I’ve been thinking about ‘forgiveness’ since my last entry.  That was about FORGIVENESS writ large – how we let go of pain we may have carried around for years.  Forgiveness is also for the little stuff, the day to day stuff.  I wouldn’t get far in this relationship without that forgiveness every day over and over, and it is always a humbling experience.

As much as I know about anger – what sparks it, how to recognize it when it starts bubbling up, and how to redirect it – still it catches me.  There is that moment when Tom says something to me that comes in at an angle, just so, and the inside of my head grabs it.  It sounds like the alarm on a submarine: “Attack! Attack! Attack! We are under attack! Man all defensive weapons!”  And I fire away. 

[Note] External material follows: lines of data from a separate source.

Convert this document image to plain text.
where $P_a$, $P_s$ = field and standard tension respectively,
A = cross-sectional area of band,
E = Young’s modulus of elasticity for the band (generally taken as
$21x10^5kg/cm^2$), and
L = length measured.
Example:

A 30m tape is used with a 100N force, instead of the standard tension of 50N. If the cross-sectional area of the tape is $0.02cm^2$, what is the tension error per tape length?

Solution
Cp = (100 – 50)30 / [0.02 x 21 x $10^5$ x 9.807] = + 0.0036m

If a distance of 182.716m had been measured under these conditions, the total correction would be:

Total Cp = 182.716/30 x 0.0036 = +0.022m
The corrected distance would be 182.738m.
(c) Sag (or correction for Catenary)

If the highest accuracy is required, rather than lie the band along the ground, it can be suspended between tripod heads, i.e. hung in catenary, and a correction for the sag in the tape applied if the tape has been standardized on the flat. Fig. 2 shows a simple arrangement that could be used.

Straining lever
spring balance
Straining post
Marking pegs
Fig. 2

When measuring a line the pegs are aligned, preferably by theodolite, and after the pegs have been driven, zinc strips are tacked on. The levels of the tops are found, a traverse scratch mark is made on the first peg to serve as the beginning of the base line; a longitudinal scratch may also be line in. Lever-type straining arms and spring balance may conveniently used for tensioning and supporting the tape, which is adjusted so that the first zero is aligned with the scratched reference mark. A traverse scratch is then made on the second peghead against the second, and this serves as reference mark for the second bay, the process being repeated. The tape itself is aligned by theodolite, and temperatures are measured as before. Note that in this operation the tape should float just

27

I carry this righteous indignation around for a while before I am ready – or able – to put it down.  Then I look back at my over-reaction, suck in my pride, and I am filled with regret that alas, I have done it again.  I turn to Tom to apologize.  Yes, I know I have done this before.  It’s a part of me that I really don’t like.  I am sorry that I did it again. 

I want to say “I’ll never do that again.” What I can say is “I’m working on it.”  I can see that I do let go of my pride and ego more quickly than I used to.  The instances are less frequent.  And they are shorter.  And I can see that that they were usually triggered by some outside stress – it wasn’t about him at all.